We are entering the winter period, a period which, according to the laws of nature, calls for more inner reflection, more silence and more solitude. Why is this important when the world is doing so badly? Is it not more important today, in the face of the emergency, to follow the news, to strike, to sign petitions and to demonstrate in the streets?
I would say that, in the face of urgency, we must first step back, return to the source of humanity, to the source of creation itself, to set the record straight, to question ourselves as a responsible member of society, to ask ourselves how we want to contribute to change, how we want to get out of this vicious circle of destruction, to perhaps offer the new generations a better world.
It does not prevent us from acting on the ground, which is undeniably necessary, but our action will not be a reaction. It will be nourished by true reflection, a defined goal, greater clarity and a beautiful intention of peace and fraternity. By returning to our human values based on compassion and generosity, we can gradually overcome the fear of lack and the thirst for power, two forces that govern the world today.
There is no other way to peace and harmony than to identify, accept and welcome our fears so that they release their hold on our lives. As long as they are lodged in our unconscious, they govern us, they limit us and they direct us to make decisions against our true values. At every moment, we make decisions and at every moment we have the choice to contribute to harmony or chaos. This free will is a great responsibility that has been given to human beings. Are we up to the task of fulfilling this responsibility?
Turning our back on the world is hardly a solution because it only reflects the state of our collective consciousness. Fighting the world as it is does not lead us to peace either. So what to do? I would say that it is time to build bridges between our inner world and the outer world, that it is essential that each of us nourish and elevate our own individual consciousness to nourish and elevate the collective consciousness. For the outside world will change through each person.

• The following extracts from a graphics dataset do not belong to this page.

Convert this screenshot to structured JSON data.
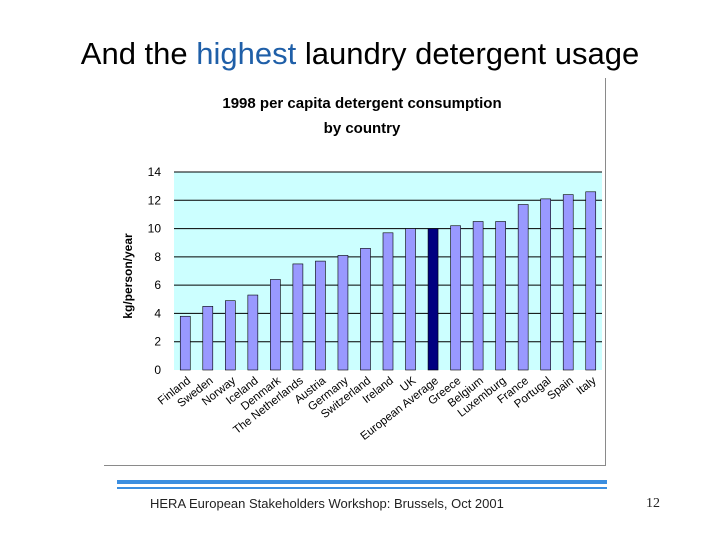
{
  "slide": {
    "title_pre": "And the ",
    "title_highlight": "highest",
    "title_post": " laundry detergent usage",
    "footer": "HERA  European Stakeholders Workshop:  Brussels, Oct 2001",
    "page_number": "12"
  },
  "colors": {
    "plot_background": "#ccffff",
    "bar_fill": "#9999ff",
    "bar_highlight": "#000080",
    "title_highlight": "#1f5fa8",
    "footer_rule": "#3b8ee0"
  },
  "chart_data": {
    "type": "bar",
    "title_line1": "1998 per capita detergent consumption",
    "title_line2": "by country",
    "xlabel": "",
    "ylabel": "kg/person/year",
    "ylim": [
      0,
      14
    ],
    "yticks": [
      0,
      2,
      4,
      6,
      8,
      10,
      12,
      14
    ],
    "grid": true,
    "highlight_category": "European Average",
    "categories": [
      "Finland",
      "Sweden",
      "Norway",
      "Iceland",
      "Denmark",
      "The Netherlands",
      "Austria",
      "Germany",
      "Switzerland",
      "Ireland",
      "UK",
      "European Average",
      "Greece",
      "Belgium",
      "Luxemburg",
      "France",
      "Portugal",
      "Spain",
      "Italy"
    ],
    "values": [
      3.8,
      4.5,
      4.9,
      5.3,
      6.4,
      7.5,
      7.7,
      8.1,
      8.6,
      9.7,
      10.0,
      10.0,
      10.2,
      10.5,
      10.5,
      11.7,
      12.1,
      12.4,
      12.6
    ]
  }
}
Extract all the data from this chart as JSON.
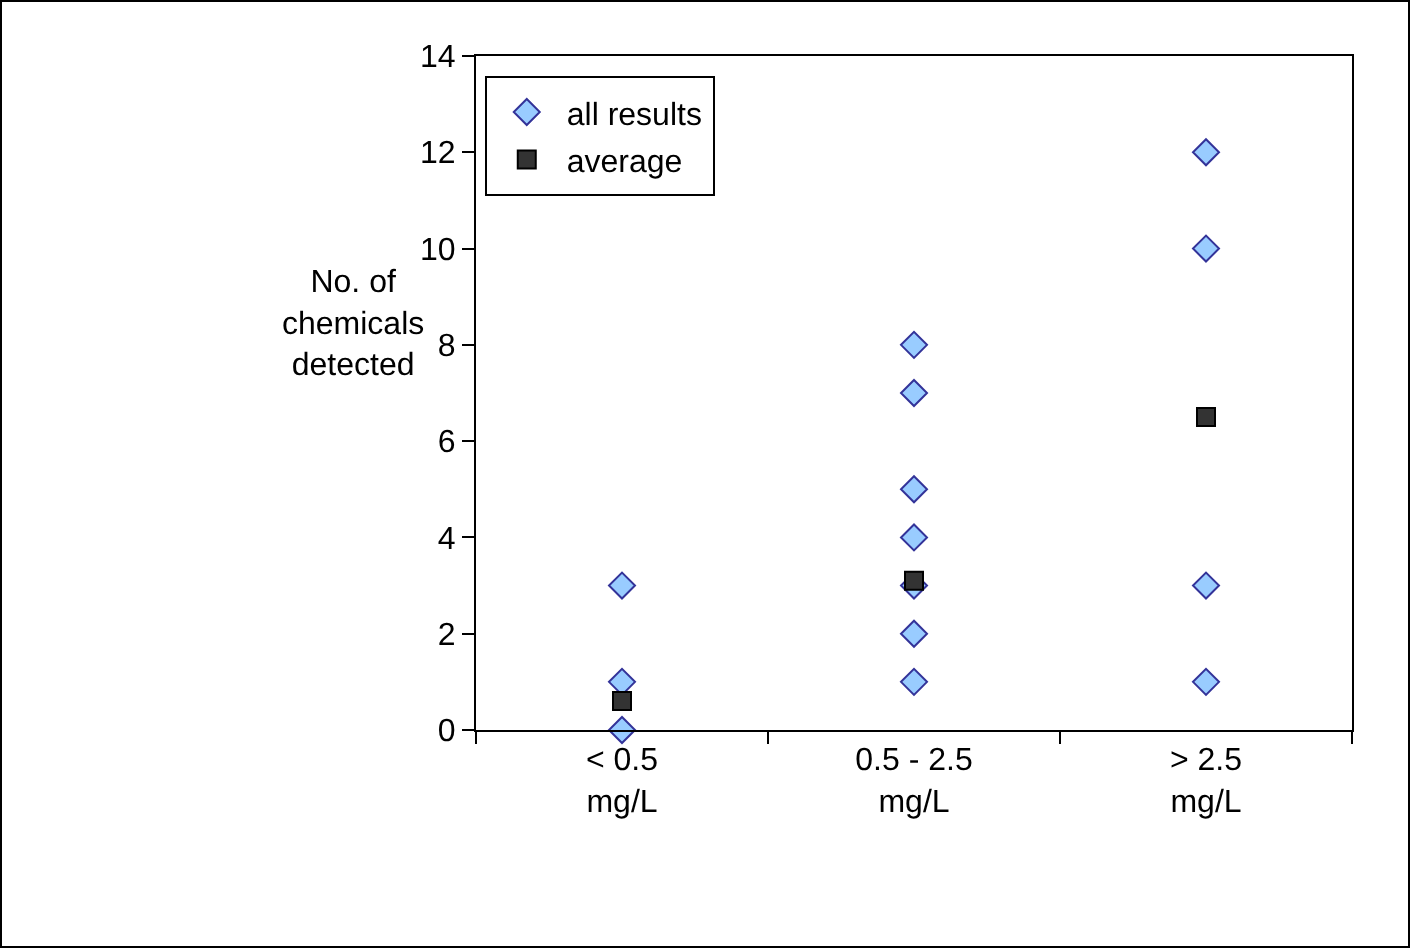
{
  "chart_data": {
    "type": "scatter",
    "ylabel": "No. of chemicals detected",
    "categories": [
      "< 0.5 mg/L",
      "0.5 - 2.5 mg/L",
      "> 2.5 mg/L"
    ],
    "series": [
      {
        "name": "all results",
        "marker": "diamond",
        "color": "#99ccff",
        "x": [
          "< 0.5 mg/L",
          "< 0.5 mg/L",
          "< 0.5 mg/L",
          "0.5 - 2.5 mg/L",
          "0.5 - 2.5 mg/L",
          "0.5 - 2.5 mg/L",
          "0.5 - 2.5 mg/L",
          "0.5 - 2.5 mg/L",
          "0.5 - 2.5 mg/L",
          "0.5 - 2.5 mg/L",
          "> 2.5 mg/L",
          "> 2.5 mg/L",
          "> 2.5 mg/L",
          "> 2.5 mg/L"
        ],
        "values": [
          3,
          1,
          0,
          8,
          7,
          5,
          4,
          3,
          2,
          1,
          12,
          10,
          3,
          1
        ]
      },
      {
        "name": "average",
        "marker": "square",
        "color": "#333333",
        "x": [
          "< 0.5 mg/L",
          "0.5 - 2.5 mg/L",
          "> 2.5 mg/L"
        ],
        "values": [
          0.6,
          3.1,
          6.5
        ]
      }
    ],
    "ylim": [
      0,
      14
    ],
    "yticks": [
      0,
      2,
      4,
      6,
      8,
      10,
      12,
      14
    ],
    "grid": false,
    "legend": "top left"
  }
}
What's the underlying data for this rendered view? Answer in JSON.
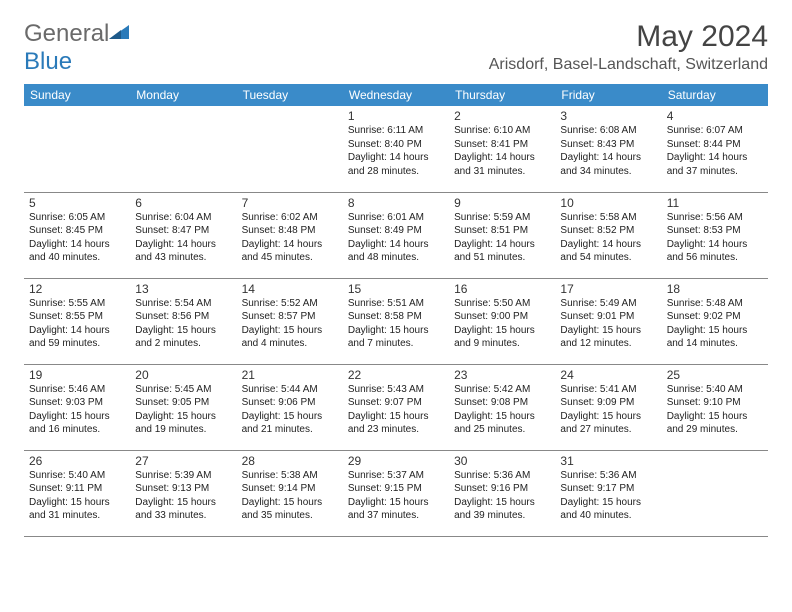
{
  "brand": {
    "part1": "General",
    "part2": "Blue"
  },
  "title": "May 2024",
  "location": "Arisdorf, Basel-Landschaft, Switzerland",
  "style": {
    "header_bg": "#3a8bc9",
    "header_color": "#ffffff",
    "border_color": "#888888",
    "title_color": "#444444",
    "text_color": "#222222",
    "daynum_fontsize": 12,
    "dayinfo_fontsize": 10,
    "title_fontsize": 30,
    "location_fontsize": 16,
    "weekday_fontsize": 12
  },
  "weekdays": [
    "Sunday",
    "Monday",
    "Tuesday",
    "Wednesday",
    "Thursday",
    "Friday",
    "Saturday"
  ],
  "weeks": [
    [
      null,
      null,
      null,
      {
        "n": "1",
        "sr": "6:11 AM",
        "ss": "8:40 PM",
        "dl": "14 hours and 28 minutes."
      },
      {
        "n": "2",
        "sr": "6:10 AM",
        "ss": "8:41 PM",
        "dl": "14 hours and 31 minutes."
      },
      {
        "n": "3",
        "sr": "6:08 AM",
        "ss": "8:43 PM",
        "dl": "14 hours and 34 minutes."
      },
      {
        "n": "4",
        "sr": "6:07 AM",
        "ss": "8:44 PM",
        "dl": "14 hours and 37 minutes."
      }
    ],
    [
      {
        "n": "5",
        "sr": "6:05 AM",
        "ss": "8:45 PM",
        "dl": "14 hours and 40 minutes."
      },
      {
        "n": "6",
        "sr": "6:04 AM",
        "ss": "8:47 PM",
        "dl": "14 hours and 43 minutes."
      },
      {
        "n": "7",
        "sr": "6:02 AM",
        "ss": "8:48 PM",
        "dl": "14 hours and 45 minutes."
      },
      {
        "n": "8",
        "sr": "6:01 AM",
        "ss": "8:49 PM",
        "dl": "14 hours and 48 minutes."
      },
      {
        "n": "9",
        "sr": "5:59 AM",
        "ss": "8:51 PM",
        "dl": "14 hours and 51 minutes."
      },
      {
        "n": "10",
        "sr": "5:58 AM",
        "ss": "8:52 PM",
        "dl": "14 hours and 54 minutes."
      },
      {
        "n": "11",
        "sr": "5:56 AM",
        "ss": "8:53 PM",
        "dl": "14 hours and 56 minutes."
      }
    ],
    [
      {
        "n": "12",
        "sr": "5:55 AM",
        "ss": "8:55 PM",
        "dl": "14 hours and 59 minutes."
      },
      {
        "n": "13",
        "sr": "5:54 AM",
        "ss": "8:56 PM",
        "dl": "15 hours and 2 minutes."
      },
      {
        "n": "14",
        "sr": "5:52 AM",
        "ss": "8:57 PM",
        "dl": "15 hours and 4 minutes."
      },
      {
        "n": "15",
        "sr": "5:51 AM",
        "ss": "8:58 PM",
        "dl": "15 hours and 7 minutes."
      },
      {
        "n": "16",
        "sr": "5:50 AM",
        "ss": "9:00 PM",
        "dl": "15 hours and 9 minutes."
      },
      {
        "n": "17",
        "sr": "5:49 AM",
        "ss": "9:01 PM",
        "dl": "15 hours and 12 minutes."
      },
      {
        "n": "18",
        "sr": "5:48 AM",
        "ss": "9:02 PM",
        "dl": "15 hours and 14 minutes."
      }
    ],
    [
      {
        "n": "19",
        "sr": "5:46 AM",
        "ss": "9:03 PM",
        "dl": "15 hours and 16 minutes."
      },
      {
        "n": "20",
        "sr": "5:45 AM",
        "ss": "9:05 PM",
        "dl": "15 hours and 19 minutes."
      },
      {
        "n": "21",
        "sr": "5:44 AM",
        "ss": "9:06 PM",
        "dl": "15 hours and 21 minutes."
      },
      {
        "n": "22",
        "sr": "5:43 AM",
        "ss": "9:07 PM",
        "dl": "15 hours and 23 minutes."
      },
      {
        "n": "23",
        "sr": "5:42 AM",
        "ss": "9:08 PM",
        "dl": "15 hours and 25 minutes."
      },
      {
        "n": "24",
        "sr": "5:41 AM",
        "ss": "9:09 PM",
        "dl": "15 hours and 27 minutes."
      },
      {
        "n": "25",
        "sr": "5:40 AM",
        "ss": "9:10 PM",
        "dl": "15 hours and 29 minutes."
      }
    ],
    [
      {
        "n": "26",
        "sr": "5:40 AM",
        "ss": "9:11 PM",
        "dl": "15 hours and 31 minutes."
      },
      {
        "n": "27",
        "sr": "5:39 AM",
        "ss": "9:13 PM",
        "dl": "15 hours and 33 minutes."
      },
      {
        "n": "28",
        "sr": "5:38 AM",
        "ss": "9:14 PM",
        "dl": "15 hours and 35 minutes."
      },
      {
        "n": "29",
        "sr": "5:37 AM",
        "ss": "9:15 PM",
        "dl": "15 hours and 37 minutes."
      },
      {
        "n": "30",
        "sr": "5:36 AM",
        "ss": "9:16 PM",
        "dl": "15 hours and 39 minutes."
      },
      {
        "n": "31",
        "sr": "5:36 AM",
        "ss": "9:17 PM",
        "dl": "15 hours and 40 minutes."
      },
      null
    ]
  ],
  "labels": {
    "sunrise": "Sunrise: ",
    "sunset": "Sunset: ",
    "daylight": "Daylight: "
  }
}
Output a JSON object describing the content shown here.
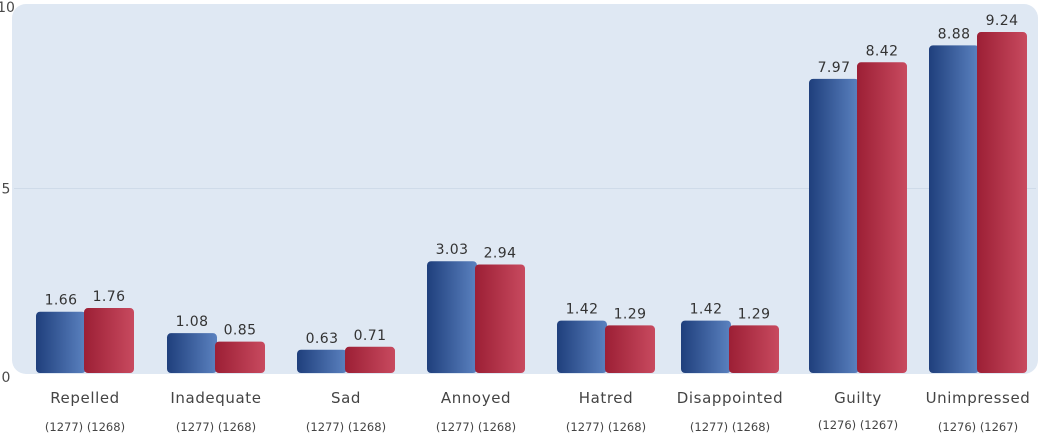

Or as Mahatma Gandhi said: “Be the change you want to see in the world”.
This requires each of us to have the courage and above all the kindness to observe ourselves, to identify the beliefs that limit us and the fears that hold us back, to return to our true values and aspirations, to our dreams and to our ability to achieve them. This requires connecting ourselves to our own source, to our own truth, to be less influenced and distracted by external demands, to cultivate trust and surrender, and finally to act serenely in the world.
On this subject, I would like to quote Fawzia Al Rawi who puts it this way: “If you want peace in the world, you must accept the inner struggle. The closer you get to your true being, the more you can change external things, but to get close to it, you have to fight your own demons. The inner warriors are outwardly peacemakers. It is only with a high consciousness, the result of an inner struggle, that we can really contribute to external peace”.
I would add that there are as many ways to contribute to change, as there are human beings. Each of us has received qualities and developed skills that we can use. There is no ideal, no place or task more important than another. There is no better age group, race, nationality, culture, social class or occupation than another. The cultural and social diversity of today’s world requires us to see this reality, to overcome our fears, to open our minds and to welcome contributions as they come. This is also part of the inner struggle!
I thank those who have read these few lines that I have written as a contribution to our collective work. I wish you good moments of reflection, in solitude or in good company. I wish you to nourish your soul well, listen to it and allow it to reveal itself to the world!